И действительно, автор, понимая, что в вышесказанном слишком сквозит выдающее его с головой пристрастие, вероятно чтобы подчеркнуть свою объективность, добросовестно добавляет, что хотя горизонтальная литература чаще связана с утилитарными представлениями об искусстве, совсем не обязательно, чтобы писатель горизонтальный был менее талантлив, чем писатель вертикальный. Если искусство — здание, то кто-то пытается надстроить новый верхний этаж, кто-то пытается найти пустоту в фундаменте или середке и вставить туда свой кирпич. И работающие ближе к земле представители горизонтальной литературы срываются реже («и падение их менее мучительно, чем срывы опасно экспериментирующих на языковой и смысловой границе» — надпись на полях очень похожа на почерк будущего лауреата).

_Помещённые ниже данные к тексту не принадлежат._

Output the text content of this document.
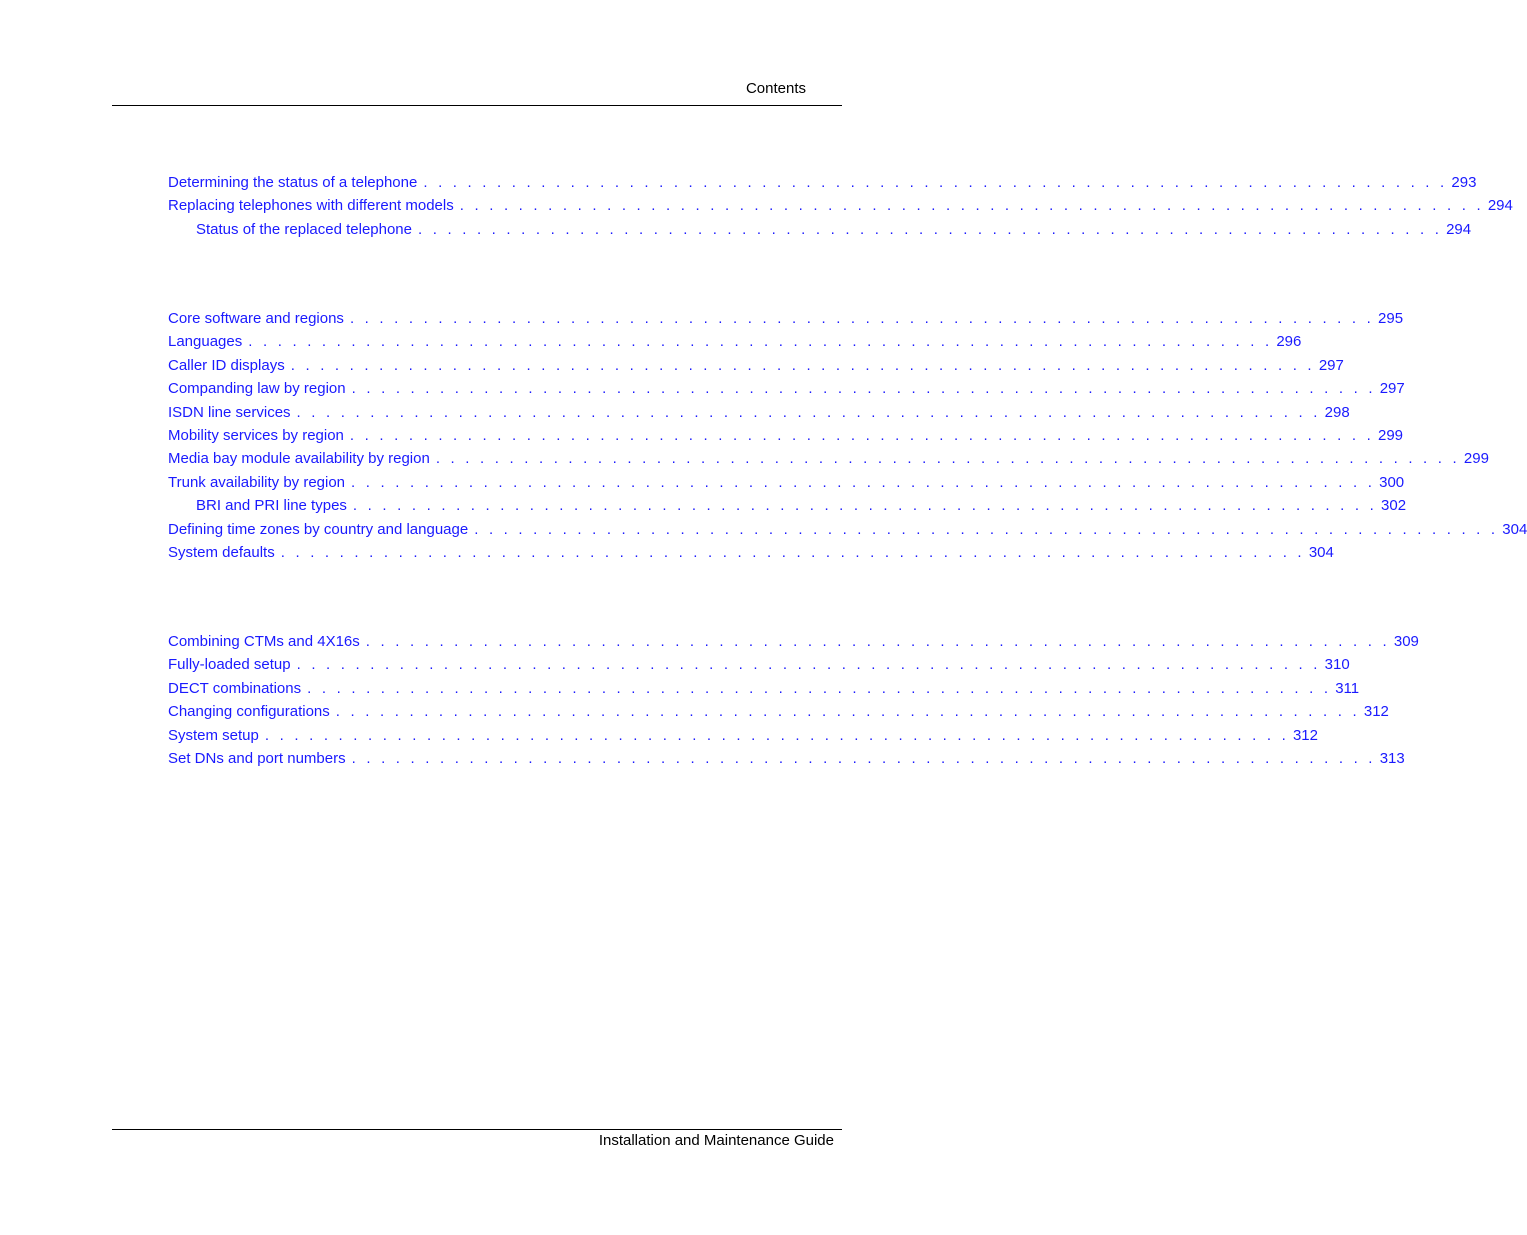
Contents
Determining the status of a telephone . . . . . . . . . . . . . . . . . . . . . . . . . . . . . . . . . . . . . . . . . . . . . . . . . . . . . . . . . . . . . . . . . . . . . . 293
Replacing telephones with different models . . . . . . . . . . . . . . . . . . . . . . . . . . . . . . . . . . . . . . . . . . . . . . . . . . . . . . . . . . . . . . . . . . . . . . 294
Status of the replaced telephone . . . . . . . . . . . . . . . . . . . . . . . . . . . . . . . . . . . . . . . . . . . . . . . . . . . . . . . . . . . . . . . . . . . . . . 294
Core software and regions . . . . . . . . . . . . . . . . . . . . . . . . . . . . . . . . . . . . . . . . . . . . . . . . . . . . . . . . . . . . . . . . . . . . . . 295
Languages . . . . . . . . . . . . . . . . . . . . . . . . . . . . . . . . . . . . . . . . . . . . . . . . . . . . . . . . . . . . . . . . . . . . . . 296
Caller ID displays . . . . . . . . . . . . . . . . . . . . . . . . . . . . . . . . . . . . . . . . . . . . . . . . . . . . . . . . . . . . . . . . . . . . . . 297
Companding law by region . . . . . . . . . . . . . . . . . . . . . . . . . . . . . . . . . . . . . . . . . . . . . . . . . . . . . . . . . . . . . . . . . . . . . . 297
ISDN line services . . . . . . . . . . . . . . . . . . . . . . . . . . . . . . . . . . . . . . . . . . . . . . . . . . . . . . . . . . . . . . . . . . . . . . 298
Mobility services by region . . . . . . . . . . . . . . . . . . . . . . . . . . . . . . . . . . . . . . . . . . . . . . . . . . . . . . . . . . . . . . . . . . . . . . 299
Media bay module availability by region . . . . . . . . . . . . . . . . . . . . . . . . . . . . . . . . . . . . . . . . . . . . . . . . . . . . . . . . . . . . . . . . . . . . . . 299
Trunk availability by region . . . . . . . . . . . . . . . . . . . . . . . . . . . . . . . . . . . . . . . . . . . . . . . . . . . . . . . . . . . . . . . . . . . . . . 300
BRI and PRI line types . . . . . . . . . . . . . . . . . . . . . . . . . . . . . . . . . . . . . . . . . . . . . . . . . . . . . . . . . . . . . . . . . . . . . . 302
Defining time zones by country and language . . . . . . . . . . . . . . . . . . . . . . . . . . . . . . . . . . . . . . . . . . . . . . . . . . . . . . . . . . . . . . . . . . . . . . 304
System defaults . . . . . . . . . . . . . . . . . . . . . . . . . . . . . . . . . . . . . . . . . . . . . . . . . . . . . . . . . . . . . . . . . . . . . . 304
Combining CTMs and 4X16s . . . . . . . . . . . . . . . . . . . . . . . . . . . . . . . . . . . . . . . . . . . . . . . . . . . . . . . . . . . . . . . . . . . . . . 309
Fully-loaded setup . . . . . . . . . . . . . . . . . . . . . . . . . . . . . . . . . . . . . . . . . . . . . . . . . . . . . . . . . . . . . . . . . . . . . . 310
DECT combinations . . . . . . . . . . . . . . . . . . . . . . . . . . . . . . . . . . . . . . . . . . . . . . . . . . . . . . . . . . . . . . . . . . . . . . 311
Changing configurations . . . . . . . . . . . . . . . . . . . . . . . . . . . . . . . . . . . . . . . . . . . . . . . . . . . . . . . . . . . . . . . . . . . . . . 312
System setup . . . . . . . . . . . . . . . . . . . . . . . . . . . . . . . . . . . . . . . . . . . . . . . . . . . . . . . . . . . . . . . . . . . . . . 312
Set DNs and port numbers . . . . . . . . . . . . . . . . . . . . . . . . . . . . . . . . . . . . . . . . . . . . . . . . . . . . . . . . . . . . . . . . . . . . . . 313
Installation and Maintenance Guide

Так или иначе, продолжает неизвестный автор, любое новое произведение перекраивает контурную карту человеческих ценностей, по-своему переименовывая столицы, заново выстраивая моря и континенты, либо обводит жирным пером уже имеющийся пунктир. (N. B. на полях — «слишком много географии»). Даже если писатель не ставит целью выйти на очную ставку с истиной, проходя наискосок по белой странице, он бросает на нее косую тень. Очевидно, что горизонтальная литература, имеющая, подобно глазу, фасеточное строение (слово «фасеточное» трижды подчеркнуто, сбоку ремарка — «чушь!»), верит в накопление малых истин, ожидая, что количество перейдет в качество. Вертикальная знает, что разговаривает со слепым на языке глухонемых: истину можно ощутить на мгновение, как красоту, объяснить же ее нельзя иначе, как рассеяв очарование.

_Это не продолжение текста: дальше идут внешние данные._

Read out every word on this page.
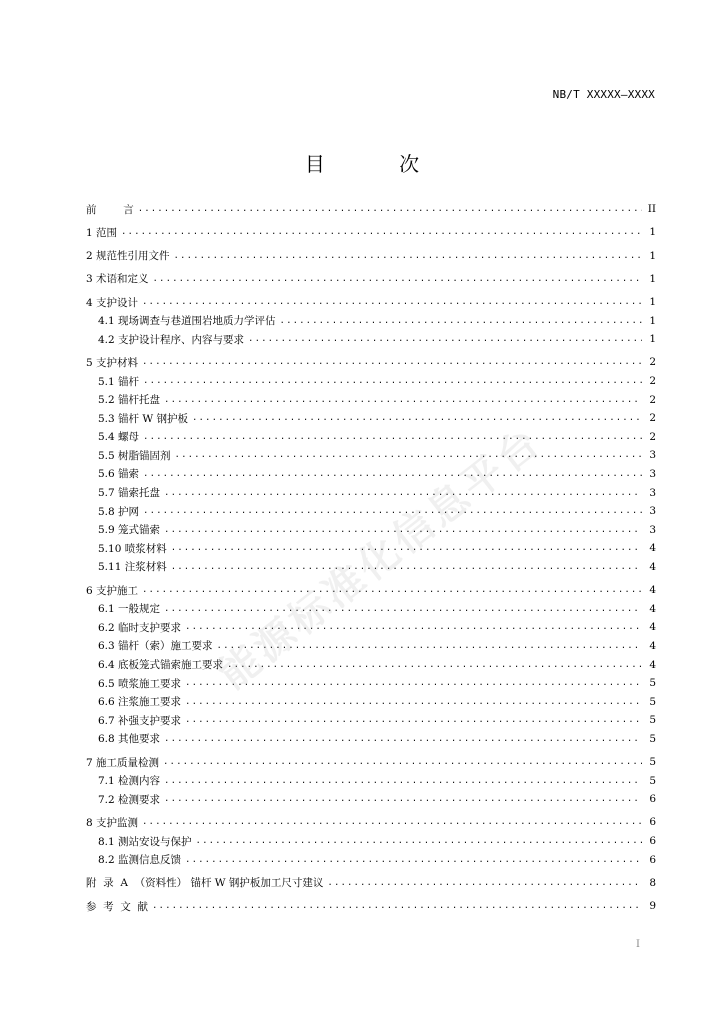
NB/T XXXXX—XXXX
目 次
前        言 .....	II
1 范围 .....	1
2 规范性引用文件 .....	1
3 术语和定义 .....	1
4 支护设计 .....	1
4.1 现场调查与巷道围岩地质力学评估 .....	1
4.2 支护设计程序、内容与要求 .....	1
5 支护材料 .....	2
5.1 锚杆 .....	2
5.2 锚杆托盘 .....	2
5.3 锚杆 W 钢护板 .....	2
5.4 螺母 .....	2
5.5 树脂锚固剂 .....	3
5.6 锚索 .....	3
5.7 锚索托盘 .....	3
5.8 护网 .....	3
5.9 笼式锚索 .....	3
5.10 喷浆材料 .....	4
5.11 注浆材料 .....	4
6 支护施工 .....	4
6.1 一般规定 .....	4
6.2 临时支护要求 .....	4
6.3 锚杆（索）施工要求 .....	4
6.4 底板笼式锚索施工要求 .....	4
6.5 喷浆施工要求 .....	5
6.6 注浆施工要求 .....	5
6.7 补强支护要求 .....	5
6.8 其他要求 .....	5
7 施工质量检测 .....	5
7.1 检测内容 .....	5
7.2 检测要求 .....	6
8 支护监测 .....	6
8.1 测站安设与保护 .....	6
8.2 监测信息反馈 .....	6
附  录  A  （资料性） 锚杆 W 钢护板加工尺寸建议 .....	8
参  考  文  献 .....	9
I
能源标准化信息平台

Далее автор статьи, все так же эксплуатируя перифрастический стиль, пытается обосновать спектральное многообразие литературных пристрастий и достаточно остроумно замечает, что сама категория вкуса в искусстве имеет чуть ли не генную персонификацию. И («это уже слишком» — надпись сверху) «что вкусов, возможно, не больше, чем рас». После чего, по кривой закругляя свою мысль и несколько противореча себе, утверждает (возвращаясь с метафизических облаков к колониальной тематике), что авторы, «прошедшие через горнило официальной печати», независимо от того, в колониальной ли периодике, в эмигрантских или подпольных изданиях появляются теперь их произведения, обросли раз и навсегда «хрустящей корочкой горизонтальности». («Почему?» — задает вопрос уже знакомый жирный карандаш). Автор, предчувствуя возможные возражения («все-таки гены или среда?» — вопрос на полях), отвечает. Искусство, как бы очнувшись от обморока после падения диктатуры генерала Педро, стало горизонтальным по принципу своего существования и, стремясь восстановить разорванную связь с прошлым, литература старалась понятным горизонтальным языком рассказать о том, чего читатель не знал о прошедших тридцати годах мрачного правления хунты, пытаясь прежде всего заполнить провалы читательской памяти и совести («а судьи кто?» — странный вопрос сверху строки). И молодые писатели, «шумной толпой въехавшие в литературу на гребне либеральной волны» («неплохо!» — ремарка с восклицательным знаком), кто по незнанию, кто по эстетическим пристрастиям («луна и солнце обвенчались через запятую» — почерк будущего лауреата), не обращали внимания на вертикальную литературу начала века и двадцатых годов, а обратили взор в век минувший или на отечественные переводы иностранных («в основном, горизонтальных» — надпись на полях) писателей.